Finding the Right Words

“If I could just find the right words, then they would stop treating me this way.”

“The right words will help them to understand why what they are doing is hurting me, and they will stop.” 

I absolutely wore my brain out trying to find those magical right words! There simply was not an angle left that I didn’t try. “Maybe these words, this approach, this tone of voice, this perspective, etc.” It was an endless effort and extremely taxing on both my head and my heart. To top it all off, it never did any good! After 20 years of marriage, I had no words left.

All of this effort just kept all the responsibility on my own shoulders. I used to think, “If I am not able to find the right words, then I cannot be mad at him for not getting it.” What!! Since when did I become the counselor? I am telling you now that it is NOT your job to help them understand. I am not saying don’t make any effort when someone has hurt your feelings. 

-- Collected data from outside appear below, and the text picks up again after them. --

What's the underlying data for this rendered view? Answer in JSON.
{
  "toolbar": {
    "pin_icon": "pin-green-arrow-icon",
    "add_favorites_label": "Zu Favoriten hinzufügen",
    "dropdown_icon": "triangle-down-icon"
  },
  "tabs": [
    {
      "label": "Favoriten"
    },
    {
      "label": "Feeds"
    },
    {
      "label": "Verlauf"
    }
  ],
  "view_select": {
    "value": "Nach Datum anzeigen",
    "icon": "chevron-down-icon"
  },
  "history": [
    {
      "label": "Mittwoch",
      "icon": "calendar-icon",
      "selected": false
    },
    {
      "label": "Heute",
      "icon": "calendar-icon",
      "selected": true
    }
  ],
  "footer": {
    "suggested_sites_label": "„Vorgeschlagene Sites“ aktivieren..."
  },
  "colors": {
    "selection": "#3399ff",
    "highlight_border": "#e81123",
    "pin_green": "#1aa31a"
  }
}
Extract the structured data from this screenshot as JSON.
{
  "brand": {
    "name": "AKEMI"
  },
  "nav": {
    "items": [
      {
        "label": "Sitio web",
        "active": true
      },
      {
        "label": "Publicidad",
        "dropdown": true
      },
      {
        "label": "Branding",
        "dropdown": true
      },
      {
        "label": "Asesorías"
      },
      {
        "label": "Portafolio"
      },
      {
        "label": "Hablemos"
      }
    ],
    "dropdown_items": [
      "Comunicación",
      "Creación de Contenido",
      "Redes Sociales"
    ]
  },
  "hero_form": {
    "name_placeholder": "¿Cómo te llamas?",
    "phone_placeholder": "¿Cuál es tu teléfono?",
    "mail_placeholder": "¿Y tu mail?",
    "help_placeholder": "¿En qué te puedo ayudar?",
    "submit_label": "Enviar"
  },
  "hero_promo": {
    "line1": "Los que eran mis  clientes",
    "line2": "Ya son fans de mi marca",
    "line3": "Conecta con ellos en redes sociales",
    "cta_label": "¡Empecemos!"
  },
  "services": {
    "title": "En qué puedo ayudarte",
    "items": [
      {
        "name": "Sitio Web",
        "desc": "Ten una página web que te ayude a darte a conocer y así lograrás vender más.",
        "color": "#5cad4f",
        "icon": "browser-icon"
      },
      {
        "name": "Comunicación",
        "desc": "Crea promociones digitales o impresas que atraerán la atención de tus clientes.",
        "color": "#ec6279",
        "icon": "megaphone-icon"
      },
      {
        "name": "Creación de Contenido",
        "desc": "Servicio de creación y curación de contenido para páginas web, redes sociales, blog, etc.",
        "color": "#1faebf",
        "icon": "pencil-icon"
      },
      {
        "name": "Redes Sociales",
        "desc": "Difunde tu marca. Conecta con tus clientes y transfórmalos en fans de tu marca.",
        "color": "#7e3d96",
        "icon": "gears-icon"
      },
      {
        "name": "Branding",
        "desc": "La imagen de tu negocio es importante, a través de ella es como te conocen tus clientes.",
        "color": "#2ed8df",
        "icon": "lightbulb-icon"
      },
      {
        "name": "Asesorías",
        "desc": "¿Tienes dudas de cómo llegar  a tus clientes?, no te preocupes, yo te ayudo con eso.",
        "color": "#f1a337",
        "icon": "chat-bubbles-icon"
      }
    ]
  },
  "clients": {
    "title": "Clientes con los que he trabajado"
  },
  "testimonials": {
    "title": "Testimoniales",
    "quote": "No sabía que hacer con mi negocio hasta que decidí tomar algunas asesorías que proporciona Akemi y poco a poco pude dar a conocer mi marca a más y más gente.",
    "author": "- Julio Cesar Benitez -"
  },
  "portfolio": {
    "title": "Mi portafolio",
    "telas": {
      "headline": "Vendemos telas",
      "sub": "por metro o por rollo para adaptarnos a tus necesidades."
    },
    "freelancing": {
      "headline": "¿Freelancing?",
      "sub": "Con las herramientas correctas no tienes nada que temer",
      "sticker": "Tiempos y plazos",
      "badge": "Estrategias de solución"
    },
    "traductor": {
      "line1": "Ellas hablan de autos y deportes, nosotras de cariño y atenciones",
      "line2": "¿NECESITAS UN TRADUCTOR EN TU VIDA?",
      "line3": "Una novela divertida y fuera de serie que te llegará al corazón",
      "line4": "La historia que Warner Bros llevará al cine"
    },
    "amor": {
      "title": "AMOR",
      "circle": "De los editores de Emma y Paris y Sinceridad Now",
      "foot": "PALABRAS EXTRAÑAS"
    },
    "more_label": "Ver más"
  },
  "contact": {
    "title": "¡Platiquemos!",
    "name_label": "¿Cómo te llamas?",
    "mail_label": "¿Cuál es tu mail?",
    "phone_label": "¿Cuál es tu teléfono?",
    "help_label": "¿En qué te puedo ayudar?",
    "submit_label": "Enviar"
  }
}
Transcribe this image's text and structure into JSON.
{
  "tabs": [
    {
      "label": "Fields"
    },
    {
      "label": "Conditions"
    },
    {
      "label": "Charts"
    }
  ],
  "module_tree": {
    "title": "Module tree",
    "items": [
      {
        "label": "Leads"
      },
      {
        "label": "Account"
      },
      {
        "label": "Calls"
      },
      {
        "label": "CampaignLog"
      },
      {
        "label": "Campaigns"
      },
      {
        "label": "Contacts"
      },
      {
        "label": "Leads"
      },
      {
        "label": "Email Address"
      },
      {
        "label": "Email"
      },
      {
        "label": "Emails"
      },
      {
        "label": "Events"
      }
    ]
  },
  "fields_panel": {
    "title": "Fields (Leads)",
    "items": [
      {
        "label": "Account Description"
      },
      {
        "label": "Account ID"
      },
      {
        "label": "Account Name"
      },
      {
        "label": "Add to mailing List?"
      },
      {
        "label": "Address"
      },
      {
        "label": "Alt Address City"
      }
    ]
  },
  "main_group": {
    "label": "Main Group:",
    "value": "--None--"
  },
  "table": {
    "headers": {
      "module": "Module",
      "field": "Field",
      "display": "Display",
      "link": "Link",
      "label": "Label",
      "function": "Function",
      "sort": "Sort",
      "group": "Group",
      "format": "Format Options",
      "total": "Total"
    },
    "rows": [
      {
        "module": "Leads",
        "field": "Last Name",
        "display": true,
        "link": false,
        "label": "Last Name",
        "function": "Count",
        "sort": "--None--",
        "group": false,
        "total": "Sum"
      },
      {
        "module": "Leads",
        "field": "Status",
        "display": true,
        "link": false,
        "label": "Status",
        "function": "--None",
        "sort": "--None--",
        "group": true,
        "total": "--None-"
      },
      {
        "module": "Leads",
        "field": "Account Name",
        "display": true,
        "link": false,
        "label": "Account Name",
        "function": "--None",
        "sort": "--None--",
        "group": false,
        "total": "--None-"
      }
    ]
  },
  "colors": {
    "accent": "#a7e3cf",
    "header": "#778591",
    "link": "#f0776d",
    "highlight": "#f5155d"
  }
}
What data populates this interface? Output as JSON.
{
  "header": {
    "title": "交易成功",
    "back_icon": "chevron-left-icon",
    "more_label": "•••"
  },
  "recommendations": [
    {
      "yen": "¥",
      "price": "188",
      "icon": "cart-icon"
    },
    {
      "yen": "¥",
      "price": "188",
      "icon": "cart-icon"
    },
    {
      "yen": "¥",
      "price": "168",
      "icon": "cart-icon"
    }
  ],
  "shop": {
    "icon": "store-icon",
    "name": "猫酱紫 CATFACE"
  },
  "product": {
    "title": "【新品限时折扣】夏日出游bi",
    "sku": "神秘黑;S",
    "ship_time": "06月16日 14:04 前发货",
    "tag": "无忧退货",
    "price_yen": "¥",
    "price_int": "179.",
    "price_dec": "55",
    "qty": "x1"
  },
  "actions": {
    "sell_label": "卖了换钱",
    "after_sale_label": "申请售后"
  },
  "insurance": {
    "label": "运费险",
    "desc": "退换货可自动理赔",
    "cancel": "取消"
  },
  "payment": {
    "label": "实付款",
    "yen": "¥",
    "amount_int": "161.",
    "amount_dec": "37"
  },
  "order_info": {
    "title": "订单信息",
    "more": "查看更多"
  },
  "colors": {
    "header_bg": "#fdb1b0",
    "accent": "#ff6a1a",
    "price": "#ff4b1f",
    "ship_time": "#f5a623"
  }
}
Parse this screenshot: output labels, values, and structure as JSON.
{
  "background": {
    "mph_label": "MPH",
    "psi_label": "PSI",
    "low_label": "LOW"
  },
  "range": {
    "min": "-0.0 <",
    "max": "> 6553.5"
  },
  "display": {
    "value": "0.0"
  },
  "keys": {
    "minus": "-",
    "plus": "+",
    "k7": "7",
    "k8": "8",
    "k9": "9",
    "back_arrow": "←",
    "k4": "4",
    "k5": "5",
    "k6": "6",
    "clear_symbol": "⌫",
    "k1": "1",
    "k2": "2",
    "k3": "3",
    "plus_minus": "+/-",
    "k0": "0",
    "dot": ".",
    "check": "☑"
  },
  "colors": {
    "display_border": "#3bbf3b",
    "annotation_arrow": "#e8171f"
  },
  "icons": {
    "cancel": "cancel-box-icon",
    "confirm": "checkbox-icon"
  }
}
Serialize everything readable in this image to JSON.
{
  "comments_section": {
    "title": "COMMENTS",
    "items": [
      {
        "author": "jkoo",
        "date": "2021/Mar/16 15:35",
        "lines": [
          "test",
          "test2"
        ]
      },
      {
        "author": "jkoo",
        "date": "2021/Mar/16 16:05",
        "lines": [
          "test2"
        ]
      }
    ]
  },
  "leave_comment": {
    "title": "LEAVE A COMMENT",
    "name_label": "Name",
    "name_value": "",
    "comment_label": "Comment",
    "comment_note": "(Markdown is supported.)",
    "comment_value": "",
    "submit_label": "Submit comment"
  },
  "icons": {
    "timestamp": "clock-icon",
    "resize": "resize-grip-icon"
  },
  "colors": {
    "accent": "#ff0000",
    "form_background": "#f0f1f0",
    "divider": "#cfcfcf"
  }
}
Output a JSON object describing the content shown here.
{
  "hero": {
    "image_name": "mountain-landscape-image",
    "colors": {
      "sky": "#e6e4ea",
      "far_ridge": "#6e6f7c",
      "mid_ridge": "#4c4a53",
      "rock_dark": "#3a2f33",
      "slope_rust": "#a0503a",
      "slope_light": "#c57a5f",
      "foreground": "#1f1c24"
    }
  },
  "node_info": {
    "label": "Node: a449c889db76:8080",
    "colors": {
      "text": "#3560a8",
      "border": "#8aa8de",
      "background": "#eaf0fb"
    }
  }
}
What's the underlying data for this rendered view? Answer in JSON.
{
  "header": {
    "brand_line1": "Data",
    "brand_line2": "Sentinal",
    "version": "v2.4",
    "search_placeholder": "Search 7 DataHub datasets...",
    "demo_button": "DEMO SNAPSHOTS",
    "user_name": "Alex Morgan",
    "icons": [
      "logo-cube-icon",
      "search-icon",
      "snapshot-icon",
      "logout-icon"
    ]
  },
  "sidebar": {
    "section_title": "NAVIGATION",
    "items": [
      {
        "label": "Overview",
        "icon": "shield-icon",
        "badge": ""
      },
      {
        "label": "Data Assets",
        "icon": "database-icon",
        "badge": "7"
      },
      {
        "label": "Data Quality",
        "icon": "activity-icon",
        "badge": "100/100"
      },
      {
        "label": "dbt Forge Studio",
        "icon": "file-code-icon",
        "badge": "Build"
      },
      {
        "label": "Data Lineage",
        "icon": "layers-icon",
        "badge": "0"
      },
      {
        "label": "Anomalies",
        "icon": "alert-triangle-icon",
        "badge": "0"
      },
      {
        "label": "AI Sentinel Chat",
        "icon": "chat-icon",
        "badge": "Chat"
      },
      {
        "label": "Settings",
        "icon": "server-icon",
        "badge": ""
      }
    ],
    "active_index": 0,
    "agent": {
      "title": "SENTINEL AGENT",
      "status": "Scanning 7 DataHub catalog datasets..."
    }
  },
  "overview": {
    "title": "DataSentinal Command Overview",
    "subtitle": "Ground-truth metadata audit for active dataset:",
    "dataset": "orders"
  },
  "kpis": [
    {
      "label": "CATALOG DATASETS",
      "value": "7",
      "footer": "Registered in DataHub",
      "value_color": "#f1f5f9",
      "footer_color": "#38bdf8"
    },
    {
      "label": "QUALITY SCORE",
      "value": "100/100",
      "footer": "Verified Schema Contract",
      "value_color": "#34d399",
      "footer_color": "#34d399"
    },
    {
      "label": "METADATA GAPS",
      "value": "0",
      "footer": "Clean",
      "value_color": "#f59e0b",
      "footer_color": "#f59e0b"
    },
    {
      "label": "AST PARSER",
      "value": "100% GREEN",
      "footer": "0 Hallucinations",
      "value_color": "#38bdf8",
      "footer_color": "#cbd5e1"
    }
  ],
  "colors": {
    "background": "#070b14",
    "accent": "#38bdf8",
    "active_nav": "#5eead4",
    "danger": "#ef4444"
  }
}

But I am saying that when you explain how you feel and the other person works hard to NOT understand you, then this is not your responsibility. It is not your job to keep explaining it to someone who doesn’t get it and isn’t putting any effort into getting it. In fact, they work against you every step of the way, explaining all the ways that you are wrong and having an answer for everything. They clearly don’t WANT to get it.

Quit explaining it to them. Quit searching for those magical words. Quit blaming yourself for not explaining it “right.” They are actively working against understanding, making all sorts of excuses and counter arguments. You CANNOT possibly explain something to someone who does NOT want to understand. Don’t blame yourself for this!!